In a multivariate analysis adjusted for demographics, smoking status, dyslipidemia, and diabetes, patients with angina but not silent ischemia had a statistically significant 46% greater risk of cardiovascular death or nonfatal MI than did those with neither angina nor ischemia. Patients with both angina and ischemia had a 76% greater risk than did the comparison group.
For the secondary composite endpoint consisting of cardiovascular death, MI, stroke, or revascularization, the angina-only group was at 38% increased risk and the angina-plus-ischemia group had a 58% greater risk than did patients with neither angina nor ischemia.
Importantly, major bleeding was not linked to the presence of ischemia, angina, or both.

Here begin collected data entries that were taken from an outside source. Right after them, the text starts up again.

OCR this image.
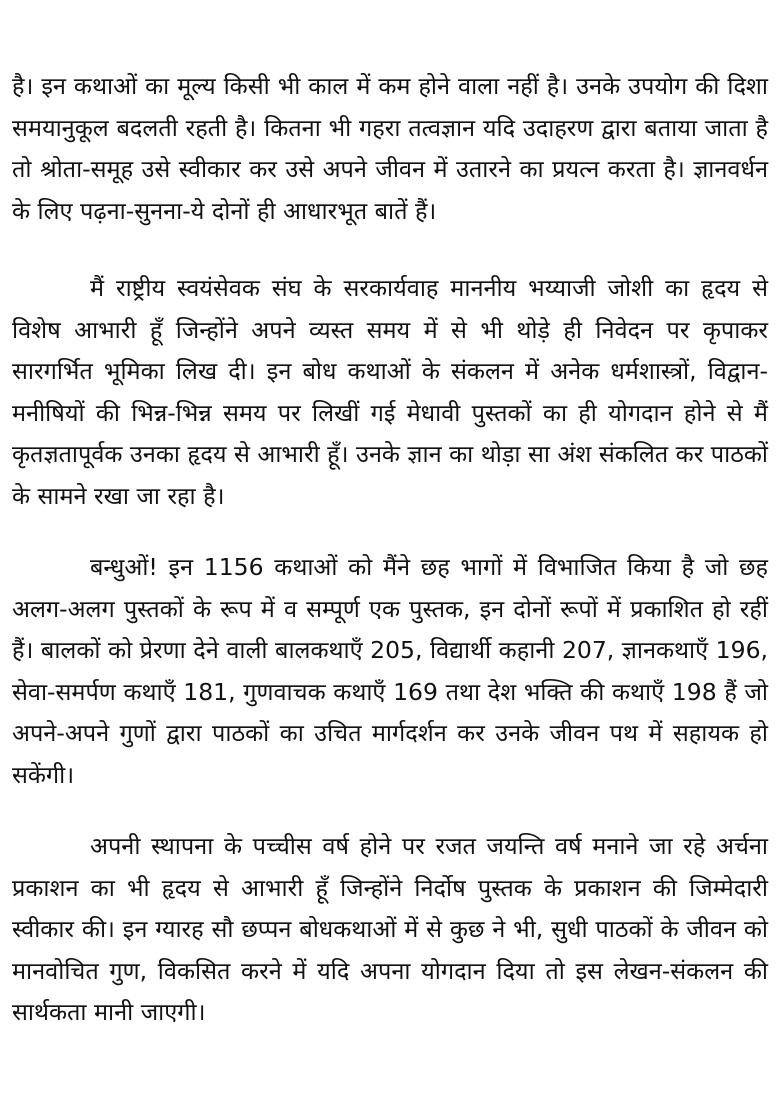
है। इन कथाओं का मूल्य किसी भी काल में कम होने वाला नहीं है। उनके उपयोग की दिशा समयानुकूल बदलती रहती है। कितना भी गहरा तत्वज्ञान यदि उदाहरण द्वारा बताया जाता है तो श्रोता-समूह उसे स्वीकार कर उसे अपने जीवन में उतारने का प्रयत्न करता है। ज्ञानवर्धन के लिए पढ़ना-सुनना-ये दोनों ही आधारभूत बातें हैं।

मैं राष्ट्रीय स्वयंसेवक संघ के सरकार्यवाह माननीय भय्याजी जोशी का हृदय से विशेष आभारी हूँ जिन्होंने अपने व्यस्त समय में से भी थोड़े ही निवेदन पर कृपाकर सारगर्भित भूमिका लिख दी। इन बोध कथाओं के संकलन में अनेक धर्मशास्त्रों, विद्वान-मनीषियों की भिन्न-भिन्न समय पर लिखीं गई मेधावी पुस्तकों का ही योगदान होने से मैं कृतज्ञतापूर्वक उनका हृदय से आभारी हूँ। उनके ज्ञान का थोड़ा सा अंश संकलित कर पाठकों के सामने रखा जा रहा है।

बन्धुओं! इन 1156 कथाओं को मैंने छह भागों में विभाजित किया है जो छह अलग-अलग पुस्तकों के रूप में व सम्पूर्ण एक पुस्तक, इन दोनों रूपों में प्रकाशित हो रहीं हैं। बालकों को प्रेरणा देने वाली बालकथाएँ 205, विद्यार्थी कहानी 207, ज्ञानकथाएँ 196, सेवा-समर्पण कथाएँ 181, गुणवाचक कथाएँ 169 तथा देश भक्ति की कथाएँ 198 हैं जो अपने-अपने गुणों द्वारा पाठकों का उचित मार्गदर्शन कर उनके जीवन पथ में सहायक हो सकेंगी।

अपनी स्थापना के पच्चीस वर्ष होने पर रजत जयन्ति वर्ष मनाने जा रहे अर्चना प्रकाशन का भी हृदय से आभारी हूँ जिन्होंने निर्दोष पुस्तक के प्रकाशन की जिम्मेदारी स्वीकार की। इन ग्यारह सौ छप्पन बोधकथाओं में से कुछ ने भी, सुधी पाठकों के जीवन को मानवोचित गुण, विकसित करने में यदि अपना योगदान दिया तो इस लेखन-संकलन की सार्थकता मानी जाएगी।
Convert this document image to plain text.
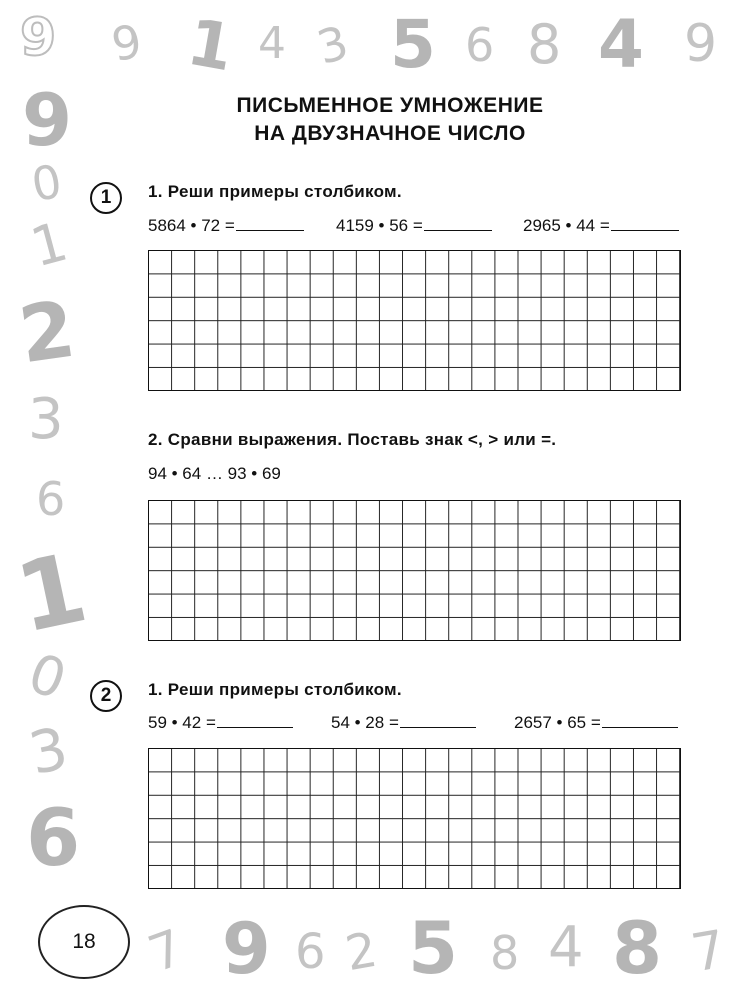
9 9 1 4 3 5 6 8 4 9
9
0
1
2
3
6
1
0
3
6
7 9 6 2 5 8 4 8 7
ПИСЬМЕННОЕ УМНОЖЕНИЕ
НА ДВУЗНАЧНОЕ ЧИСЛО
1	1. Реши примеры столбиком.
5864 • 72 =	4159 • 56 =	2965 • 44 =
2. Сравни выражения. Поставь знак <, > или =.
94 • 64 … 93 • 69
2	1. Реши примеры столбиком.
59 • 42 =	54 • 28 =	2657 • 65 =
18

The CLARIFY registry was supported by Servier. Dr. Steg has received research funding from and served as a consultant to the company. He has also consulted for a dozen other pharmaceutical or medical device companies.
AT THE ESC CONGRESS 2013
Major finding: Patients with stable coronary artery disease who had angina in their daily life but not silent ischemia had a 46% greater 2-year risk of cardiovascular death or nonfatal MI than did those with neither angina nor ischemia. Those with both angina and ischemia were at 76% increased risk of the composite endpoint.
Data source: This was a prospective registry with 2-year follow-up of more than 32,000 patients with stable coronary artery disease in 45 countries.
Disclosures: The CLARIFY registry was supported by Servier. The presenter is a consultant to the company.